AFS (as the Andrew File System, IBM AFS, and, now, OpenAFS) has been around for a long time. That longevity has brought it some distinct advantages: the userbase is both broad and deep; the product is also stable. There are lots of competitors to OpenAFS, though, with money to be made in the storage market. Witness the recent acquisition of Acopia by F5 Networks. Another vendor, Panasas, is clearly viewed as a potential good business (e.g., take a look at their Board of Directors -- venture capitalists would not be on the Board if they did not think the company would be profitable).

Those two companies, Acopia and Panasas, represent two different market segments that have historically been in the sweet spot of AFS usage. AFS is still strong in one of those areas, but it has soured a bit in the other.
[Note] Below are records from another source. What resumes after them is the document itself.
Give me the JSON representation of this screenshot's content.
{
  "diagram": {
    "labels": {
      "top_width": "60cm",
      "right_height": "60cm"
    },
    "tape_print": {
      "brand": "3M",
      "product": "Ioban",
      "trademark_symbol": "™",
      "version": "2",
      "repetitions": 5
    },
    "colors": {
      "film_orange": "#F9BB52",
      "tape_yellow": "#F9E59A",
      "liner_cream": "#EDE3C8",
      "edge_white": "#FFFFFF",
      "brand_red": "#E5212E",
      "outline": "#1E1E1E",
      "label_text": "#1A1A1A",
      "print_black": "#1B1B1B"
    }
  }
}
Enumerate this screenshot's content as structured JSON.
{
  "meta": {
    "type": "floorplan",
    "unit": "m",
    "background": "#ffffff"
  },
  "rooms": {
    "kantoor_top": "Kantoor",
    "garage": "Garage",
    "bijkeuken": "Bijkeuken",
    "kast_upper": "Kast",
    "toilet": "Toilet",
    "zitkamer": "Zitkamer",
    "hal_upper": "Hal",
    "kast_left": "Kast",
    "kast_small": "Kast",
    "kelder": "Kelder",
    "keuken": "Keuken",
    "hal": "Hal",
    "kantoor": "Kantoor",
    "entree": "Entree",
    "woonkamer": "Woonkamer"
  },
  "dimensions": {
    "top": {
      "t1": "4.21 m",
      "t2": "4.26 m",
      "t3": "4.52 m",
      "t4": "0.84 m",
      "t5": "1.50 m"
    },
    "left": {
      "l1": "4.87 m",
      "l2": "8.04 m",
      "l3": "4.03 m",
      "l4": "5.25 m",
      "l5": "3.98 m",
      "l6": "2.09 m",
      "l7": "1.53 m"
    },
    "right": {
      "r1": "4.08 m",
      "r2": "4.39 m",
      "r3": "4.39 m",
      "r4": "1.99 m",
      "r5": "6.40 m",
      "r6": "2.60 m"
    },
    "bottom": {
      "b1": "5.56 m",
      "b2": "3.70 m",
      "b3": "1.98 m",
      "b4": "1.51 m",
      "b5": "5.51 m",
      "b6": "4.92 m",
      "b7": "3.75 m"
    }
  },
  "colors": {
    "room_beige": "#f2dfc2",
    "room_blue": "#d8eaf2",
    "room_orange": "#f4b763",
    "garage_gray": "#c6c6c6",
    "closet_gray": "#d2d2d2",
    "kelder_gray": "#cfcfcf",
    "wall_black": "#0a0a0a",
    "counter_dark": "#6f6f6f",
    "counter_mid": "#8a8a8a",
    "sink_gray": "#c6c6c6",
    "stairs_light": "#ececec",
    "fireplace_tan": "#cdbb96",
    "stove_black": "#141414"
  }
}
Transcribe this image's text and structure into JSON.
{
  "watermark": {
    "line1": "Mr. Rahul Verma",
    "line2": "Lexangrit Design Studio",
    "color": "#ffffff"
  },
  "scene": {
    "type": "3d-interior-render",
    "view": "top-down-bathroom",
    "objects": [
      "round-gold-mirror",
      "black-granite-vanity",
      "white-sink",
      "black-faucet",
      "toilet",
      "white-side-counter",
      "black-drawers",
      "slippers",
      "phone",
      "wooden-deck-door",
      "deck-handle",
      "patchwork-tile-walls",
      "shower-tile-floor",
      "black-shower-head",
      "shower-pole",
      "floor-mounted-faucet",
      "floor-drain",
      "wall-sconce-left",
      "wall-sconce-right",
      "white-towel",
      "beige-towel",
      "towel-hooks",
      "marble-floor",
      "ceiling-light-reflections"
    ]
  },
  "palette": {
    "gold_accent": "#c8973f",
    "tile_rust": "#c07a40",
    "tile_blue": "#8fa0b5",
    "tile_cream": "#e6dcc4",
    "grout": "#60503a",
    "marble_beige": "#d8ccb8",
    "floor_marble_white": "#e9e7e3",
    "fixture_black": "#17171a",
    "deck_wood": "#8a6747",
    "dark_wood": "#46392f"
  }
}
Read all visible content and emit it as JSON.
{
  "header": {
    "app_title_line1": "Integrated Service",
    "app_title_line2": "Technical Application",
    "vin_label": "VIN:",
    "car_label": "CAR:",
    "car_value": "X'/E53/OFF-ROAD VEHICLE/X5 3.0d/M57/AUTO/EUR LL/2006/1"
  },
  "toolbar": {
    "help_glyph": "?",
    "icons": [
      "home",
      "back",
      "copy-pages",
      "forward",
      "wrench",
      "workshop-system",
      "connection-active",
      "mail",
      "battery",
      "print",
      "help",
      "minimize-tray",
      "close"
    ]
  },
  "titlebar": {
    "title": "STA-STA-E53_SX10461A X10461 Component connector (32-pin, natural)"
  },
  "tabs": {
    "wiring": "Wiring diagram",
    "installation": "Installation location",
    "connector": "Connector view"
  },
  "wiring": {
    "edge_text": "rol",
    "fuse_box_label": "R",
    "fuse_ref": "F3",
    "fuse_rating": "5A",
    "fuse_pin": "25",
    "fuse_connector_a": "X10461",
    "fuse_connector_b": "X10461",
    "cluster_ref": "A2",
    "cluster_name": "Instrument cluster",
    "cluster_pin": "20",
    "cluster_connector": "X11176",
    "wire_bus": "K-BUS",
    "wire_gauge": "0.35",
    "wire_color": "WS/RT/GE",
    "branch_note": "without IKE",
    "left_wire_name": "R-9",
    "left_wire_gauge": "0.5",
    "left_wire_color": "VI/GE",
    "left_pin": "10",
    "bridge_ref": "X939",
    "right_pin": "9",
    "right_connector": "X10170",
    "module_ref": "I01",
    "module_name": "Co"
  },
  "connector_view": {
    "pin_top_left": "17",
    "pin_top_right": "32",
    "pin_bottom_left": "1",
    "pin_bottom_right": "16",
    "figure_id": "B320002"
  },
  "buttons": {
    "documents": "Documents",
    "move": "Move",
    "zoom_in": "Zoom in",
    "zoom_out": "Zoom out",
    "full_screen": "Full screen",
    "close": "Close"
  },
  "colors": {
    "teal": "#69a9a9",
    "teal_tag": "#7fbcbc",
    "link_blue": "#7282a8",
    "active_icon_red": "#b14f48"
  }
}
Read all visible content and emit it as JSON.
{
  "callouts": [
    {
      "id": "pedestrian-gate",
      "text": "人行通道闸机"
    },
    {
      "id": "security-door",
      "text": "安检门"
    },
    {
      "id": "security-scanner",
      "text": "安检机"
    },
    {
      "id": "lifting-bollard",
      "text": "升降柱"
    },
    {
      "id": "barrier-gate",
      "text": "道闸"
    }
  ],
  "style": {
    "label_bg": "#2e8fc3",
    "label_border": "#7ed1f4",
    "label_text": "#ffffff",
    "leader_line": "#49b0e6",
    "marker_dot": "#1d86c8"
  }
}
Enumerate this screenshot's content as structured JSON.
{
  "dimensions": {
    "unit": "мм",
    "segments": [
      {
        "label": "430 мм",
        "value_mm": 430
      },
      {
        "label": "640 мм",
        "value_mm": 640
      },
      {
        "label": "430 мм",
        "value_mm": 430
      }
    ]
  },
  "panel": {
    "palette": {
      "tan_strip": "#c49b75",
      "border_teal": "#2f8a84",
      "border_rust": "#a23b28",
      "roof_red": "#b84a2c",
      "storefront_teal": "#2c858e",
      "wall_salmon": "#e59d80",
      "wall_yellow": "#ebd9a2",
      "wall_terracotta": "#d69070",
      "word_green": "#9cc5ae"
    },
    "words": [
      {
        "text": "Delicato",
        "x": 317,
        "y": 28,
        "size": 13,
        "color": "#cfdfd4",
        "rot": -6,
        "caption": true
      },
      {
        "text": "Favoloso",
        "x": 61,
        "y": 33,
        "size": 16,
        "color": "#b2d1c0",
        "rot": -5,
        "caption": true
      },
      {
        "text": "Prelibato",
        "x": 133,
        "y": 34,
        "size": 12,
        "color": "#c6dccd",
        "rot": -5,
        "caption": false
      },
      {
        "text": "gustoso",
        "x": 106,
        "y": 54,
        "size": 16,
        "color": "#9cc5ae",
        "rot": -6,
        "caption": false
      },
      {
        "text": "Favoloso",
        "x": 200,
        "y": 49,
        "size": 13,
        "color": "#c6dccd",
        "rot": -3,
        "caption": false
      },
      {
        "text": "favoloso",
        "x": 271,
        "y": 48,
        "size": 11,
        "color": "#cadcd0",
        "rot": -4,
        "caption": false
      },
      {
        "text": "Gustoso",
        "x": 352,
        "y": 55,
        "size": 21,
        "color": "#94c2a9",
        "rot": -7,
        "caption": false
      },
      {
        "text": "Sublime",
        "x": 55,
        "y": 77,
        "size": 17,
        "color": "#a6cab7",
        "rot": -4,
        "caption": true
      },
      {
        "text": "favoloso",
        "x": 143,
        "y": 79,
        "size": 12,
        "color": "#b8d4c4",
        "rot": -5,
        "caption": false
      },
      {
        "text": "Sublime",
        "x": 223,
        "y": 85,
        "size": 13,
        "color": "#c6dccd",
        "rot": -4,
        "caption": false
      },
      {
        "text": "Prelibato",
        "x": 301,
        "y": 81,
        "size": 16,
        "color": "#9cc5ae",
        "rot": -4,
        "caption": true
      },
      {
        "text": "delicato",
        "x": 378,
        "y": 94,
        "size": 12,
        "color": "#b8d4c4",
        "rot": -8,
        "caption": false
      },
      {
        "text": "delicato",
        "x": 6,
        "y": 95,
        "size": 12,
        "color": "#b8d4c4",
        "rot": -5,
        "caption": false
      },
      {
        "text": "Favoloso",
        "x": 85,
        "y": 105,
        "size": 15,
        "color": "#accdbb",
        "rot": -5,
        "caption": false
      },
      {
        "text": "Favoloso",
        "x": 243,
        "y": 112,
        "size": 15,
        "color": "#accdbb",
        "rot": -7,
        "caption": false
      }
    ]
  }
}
Acopia's claim-to-fame is virtualization, the ability to keep a namespace constant while changing the back ends around. They also do data migrations. They export via NFS or CIFS, so virtually any modern operating system can access data through their systems. This is very nice. The downside, though, is that Acopia is a hardware solution. Lori MacVittie's neat article about her personal NAS notwithstanding, using Acopia's ARX to provide seamless migration for your failed personal NAS just does not make fiscal sense.

AFS provides the same kind of virtualization, but at a different cost. First, no special hardware is needed. The cost comes in complexity: clients have to run the AFS client. Ports exist to lots of modern operating systems (from AIX to Windows), but installing clients is definitely more expensive than plugging a network-transparent NFS proxy into your network. The other cost is in administration: the ramp-up for AFS is fairly steep. While efforts have been made to help people get started with AFS, there is still a lot of work to be done.

The two key features of AFS that provide this virtualization are the @sys magic, and the separation of filesystems into volumes, with volume metadata managed by database servers. These key pieces let administrators glue together namespaces seamlessly. The stable semantics of volume migration also lets administrators migrate data around a site even while users are accessing that data, letting users stay even further from the underlying details of the storage infrastructure.

Panasas, on the other hand, is a clear winner over AFS in its product niche: high-performance NFS. Like Lustre and several other filesystem products that live in the High-Performance Filesystem niche, Panasas accomplishes this by parallelizing remote filesystem accesses. AFS gets some performance benefits from its caching, but the filesystem accesses are done against a single filesystem. AFS also doesn't really do NFS.

So who is buying Panasas? While l have no knowledge of the sales, I can make some fairly educated guesses: Organizations with large data sets in NFS (or CIFS) that need greater performance. The large research organizations (high-energy physics labs, TeraGRID research groups, etc) might be interested in Panasas (except they already have Lustre, with support via ClusterFS). The most direct competitors to Panasas, then, are the NAS appliance vendors. It is interesting that most of the large research organizations have historically been heavy AFS users as well, and many still are. AFS is widely used for the cross-site sharing of data, but it simply doesn't perform well enough to be competitive with NAS appliances running NFS.

My suggestion, then, to the OpenAFS community is to get serious about helping people get started with AFS, and compete with the Acopias of the world. Also, look into improving AFS performance: as AFS is more complex than NFS, there is likely never to be a performance comparison in favor of AFS; however, parallel filesystem accesses have been around for quite a while, and an implementation of it in AFS could be very interesting.